On the other hand, without some rule of law, you might get marauding gangs preying on the weak, so I personally am for a police force, but one that is fully under the scrutiny and supervision of the general public they swear to “serve and protect”.

I believe there should be certain universal laws. Such as, if everyone in a particular country or region voted to make marijuana illegal, at the end of the day, it is my own body and my own business what I put into it. This is a natural plant and my consumption of it really should not be susceptible to the democratic vote of others.

Or there could be specific laws against murder, theft and so forth. These rules could be universal, but what concerns if a certain neighbourhood would like to plant some trees on its street, a certain beach allow nudity and so forth, these decisions should be the right of the local residents and not some bloated bureaucracy of politicians disconnected and far away.

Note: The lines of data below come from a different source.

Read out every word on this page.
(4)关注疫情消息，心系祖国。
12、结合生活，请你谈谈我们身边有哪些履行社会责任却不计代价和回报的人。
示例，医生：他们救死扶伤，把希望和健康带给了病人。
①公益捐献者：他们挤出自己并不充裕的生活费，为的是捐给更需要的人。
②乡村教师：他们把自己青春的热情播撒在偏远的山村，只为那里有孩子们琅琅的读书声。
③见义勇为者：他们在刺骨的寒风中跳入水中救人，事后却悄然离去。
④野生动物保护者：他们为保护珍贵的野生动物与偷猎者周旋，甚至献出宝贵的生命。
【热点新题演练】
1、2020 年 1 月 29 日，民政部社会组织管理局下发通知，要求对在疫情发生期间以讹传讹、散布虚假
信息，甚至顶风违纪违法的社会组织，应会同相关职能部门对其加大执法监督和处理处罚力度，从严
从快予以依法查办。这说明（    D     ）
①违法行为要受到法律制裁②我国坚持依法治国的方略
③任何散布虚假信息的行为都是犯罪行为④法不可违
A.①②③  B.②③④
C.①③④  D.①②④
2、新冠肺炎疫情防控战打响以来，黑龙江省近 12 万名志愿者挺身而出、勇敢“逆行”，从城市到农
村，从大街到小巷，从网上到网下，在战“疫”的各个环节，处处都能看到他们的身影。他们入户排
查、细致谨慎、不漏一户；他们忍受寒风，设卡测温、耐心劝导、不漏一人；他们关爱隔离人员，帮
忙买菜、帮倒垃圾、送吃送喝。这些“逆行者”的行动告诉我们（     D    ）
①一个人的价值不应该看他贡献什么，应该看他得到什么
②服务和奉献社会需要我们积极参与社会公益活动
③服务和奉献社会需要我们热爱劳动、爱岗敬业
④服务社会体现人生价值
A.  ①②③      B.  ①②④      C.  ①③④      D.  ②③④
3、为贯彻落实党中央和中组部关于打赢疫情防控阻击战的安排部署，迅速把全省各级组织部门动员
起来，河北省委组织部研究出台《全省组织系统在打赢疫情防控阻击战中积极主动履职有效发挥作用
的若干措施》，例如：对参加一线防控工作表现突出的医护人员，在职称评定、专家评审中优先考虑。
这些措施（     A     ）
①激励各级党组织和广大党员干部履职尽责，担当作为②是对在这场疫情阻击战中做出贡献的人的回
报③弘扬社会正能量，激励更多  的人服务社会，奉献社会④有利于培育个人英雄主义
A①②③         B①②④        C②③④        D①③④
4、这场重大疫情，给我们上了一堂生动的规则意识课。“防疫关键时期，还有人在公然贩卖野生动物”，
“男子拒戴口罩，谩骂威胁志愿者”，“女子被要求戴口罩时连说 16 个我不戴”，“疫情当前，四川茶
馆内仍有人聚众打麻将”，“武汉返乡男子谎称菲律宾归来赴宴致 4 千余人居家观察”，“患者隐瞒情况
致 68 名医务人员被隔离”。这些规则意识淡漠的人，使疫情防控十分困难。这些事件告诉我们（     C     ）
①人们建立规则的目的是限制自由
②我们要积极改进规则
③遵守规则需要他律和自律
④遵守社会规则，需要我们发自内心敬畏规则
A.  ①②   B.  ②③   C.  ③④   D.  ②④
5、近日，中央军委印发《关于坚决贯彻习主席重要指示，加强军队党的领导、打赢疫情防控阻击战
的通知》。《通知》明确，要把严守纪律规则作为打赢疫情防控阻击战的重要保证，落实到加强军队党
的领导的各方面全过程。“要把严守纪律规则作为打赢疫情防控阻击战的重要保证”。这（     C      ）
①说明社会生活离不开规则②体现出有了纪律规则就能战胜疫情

I read one interesting article explaining our perception of freedom. Lets take old Europe as an example, during the days of serfdom when those working the farmland did so as basic slaves of the rich land owner. Eventually there was a revolution, but before that most people just went about their lives, thinking they are basically free, free to go left or right, drink tea as opposed to coffee before starting their long day, love their families. But with such power structures it is inevitable that some landlords will become abusive, eventually leading towards a revolution and structural change.
At this point the serf then discovers this new freedom and comprehends an expanded definition of it. If there was no injustice, abuse or undue repression, most people would probably be happy going about their day, as long as they have a roof over their head, food on the table and some basic comforts.

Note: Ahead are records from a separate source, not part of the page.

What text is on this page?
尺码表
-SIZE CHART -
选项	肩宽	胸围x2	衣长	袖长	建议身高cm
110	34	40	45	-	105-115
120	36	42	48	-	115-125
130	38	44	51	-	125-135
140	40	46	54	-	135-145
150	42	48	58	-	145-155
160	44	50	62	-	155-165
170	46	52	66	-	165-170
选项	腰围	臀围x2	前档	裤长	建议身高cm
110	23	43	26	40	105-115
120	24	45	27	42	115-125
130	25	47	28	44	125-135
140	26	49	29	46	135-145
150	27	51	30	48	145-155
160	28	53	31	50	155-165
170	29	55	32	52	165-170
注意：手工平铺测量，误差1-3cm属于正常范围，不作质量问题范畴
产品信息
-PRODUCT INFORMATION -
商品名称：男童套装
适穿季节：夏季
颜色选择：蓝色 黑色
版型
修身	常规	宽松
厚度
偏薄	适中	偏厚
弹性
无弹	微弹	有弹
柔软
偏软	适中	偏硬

In fact, even nowadays, it seems that most people are quite satisfied to get up every morning and work long hours without asking any questions, such as why free energy is still not available in this modern day and age. Why do we still have to work so much with such advanced technology? One would think that the ancient stone-age man worked less than we do.

So my question is, do we need to be governed at all, or can we be left to govern ourselves? For example, in Bali Indonesia they have a system where the national police are not even recognised but where each neighbourhood has a sort of elected chief who puts together a police force comprised of local residents. In old Africa you had unique systems of justice as defined by each tribe. If we are permitted to manage ourselves on a micro level, do you really think everything will descend into utter anarchy where everyone will end up running screaming naked in the streets amongst riots and destruction?